G-Cloud enjoys bumper February

Sales through CloudStore rose from £7.4m to £11.1m last month

G-Cloud has enjoyed its most bumper month to date as £3.7m of sales were conducted through the CloudStore catalogue in February.

Launched last February, G-Cloud is designed to shake up traditional government buying patterns by enabling public sector bodies to procure off-the-peg cloud services from a wide range of suppliers, both big and small.

The project got off to a slow start, with G-Cloud executive Eleanor Stewart last October admitting that breaking down age-old alliances between government procurement bods and the large SIs was proving a thankless task.

But sales now appear to be cantering along nicely, with the total logged in CloudStore rising sharply from £7.4m to £11.1m last month.

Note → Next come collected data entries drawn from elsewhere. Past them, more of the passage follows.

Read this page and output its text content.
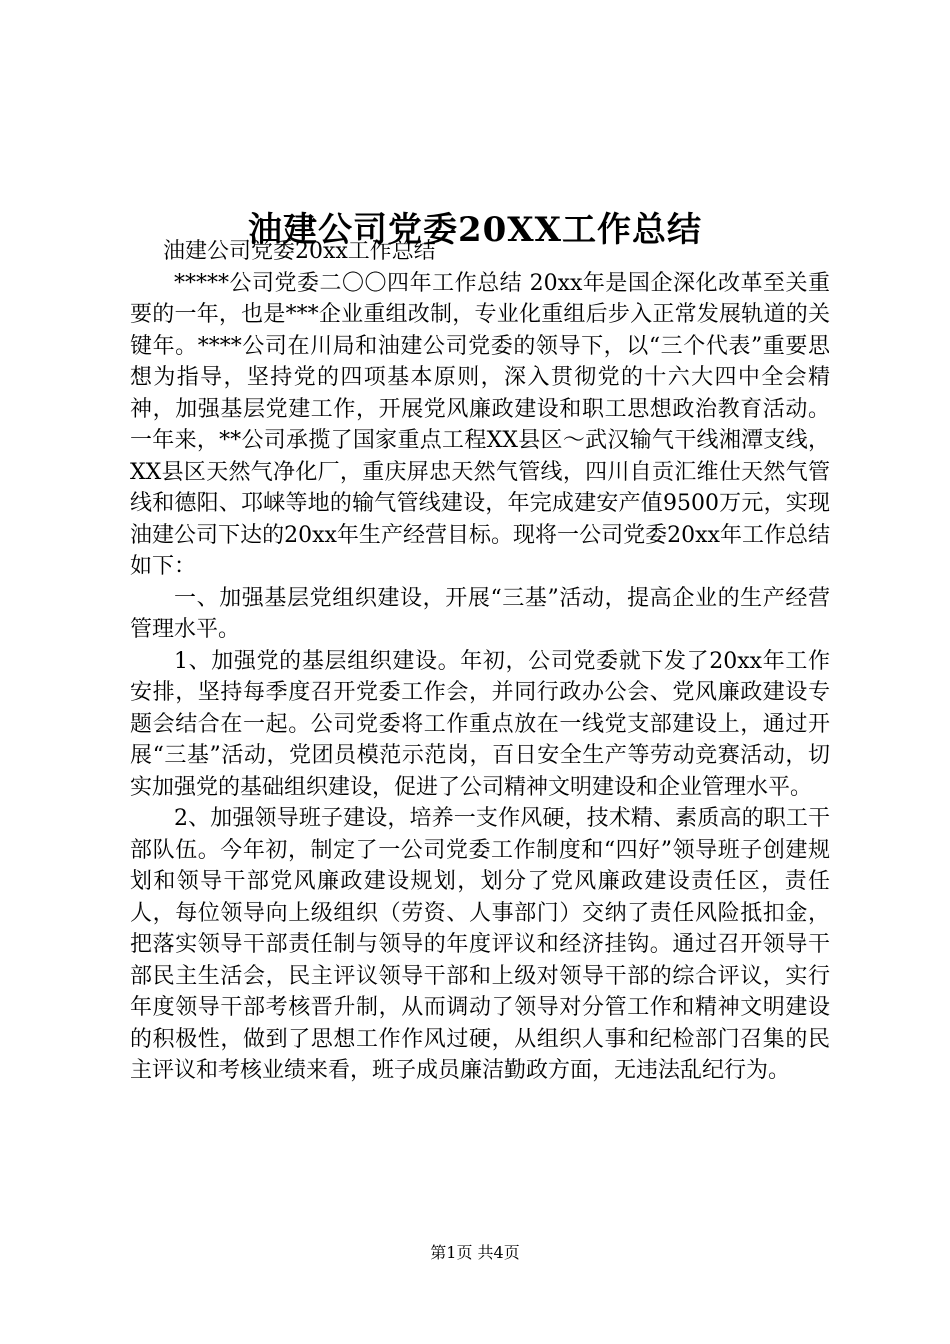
油建公司党委20XX工作总结

油建公司党委20xx工作总结

*****公司党委二〇〇四年工作总结 20xx年是国企深化改革至关重要的一年，也是***企业重组改制，专业化重组后步入正常发展轨道的关键年。****公司在川局和油建公司党委的领导下，以“三个代表”重要思想为指导，坚持党的四项基本原则，深入贯彻党的十六大四中全会精神，加强基层党建工作，开展党风廉政建设和职工思想政治教育活动。一年来，**公司承揽了国家重点工程XX县区～武汉输气干线湘潭支线，XX县区天然气净化厂，重庆屏忠天然气管线，四川自贡汇维仕天然气管线和德阳、邛崃等地的输气管线建设，年完成建安产值9500万元，实现油建公司下达的20xx年生产经营目标。现将一公司党委20xx年工作总结如下：

一、加强基层党组织建设，开展“三基”活动，提高企业的生产经营管理水平。

1、加强党的基层组织建设。年初，公司党委就下发了20xx年工作安排，坚持每季度召开党委工作会，并同行政办公会、党风廉政建设专题会结合在一起。公司党委将工作重点放在一线党支部建设上，通过开展“三基”活动，党团员模范示范岗，百日安全生产等劳动竞赛活动，切实加强党的基础组织建设，促进了公司精神文明建设和企业管理水平。

2、加强领导班子建设，培养一支作风硬，技术精、素质高的职工干部队伍。今年初，制定了一公司党委工作制度和“四好”领导班子创建规划和领导干部党风廉政建设规划，划分了党风廉政建设责任区，责任人，每位领导向上级组织（劳资、人事部门）交纳了责任风险抵扣金，把落实领导干部责任制与领导的年度评议和经济挂钩。通过召开领导干部民主生活会，民主评议领导干部和上级对领导干部的综合评议，实行年度领导干部考核晋升制，从而调动了领导对分管工作和精神文明建设的积极性，做到了思想工作作风过硬，从组织人事和纪检部门召集的民主评议和考核业绩来看，班子成员廉洁勤政方面，无违法乱纪行为。

第1页 共4页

Almost 130 deals were completed in February, ranging from a tiny £5 transaction between Fubra and the Department for Communities to a £146,000 deal between i2N and the Ministry of Justice.

G-Cloud also forms part of the government's cost-cutting agenda and its goal is to save the taxpayer £20m in the current fiscal year ending 31 March, rising to £40m next year and £120m in 2014-15.

Earlier this month, government bigwigs went one step further by announcing that central government departments will soon be mandated to use public cloud services wherever possible.

The deadline for the submission of tenders for the third iteration of G-Cloud, Giii, was 6 March, with the framework set to go live by mid-April.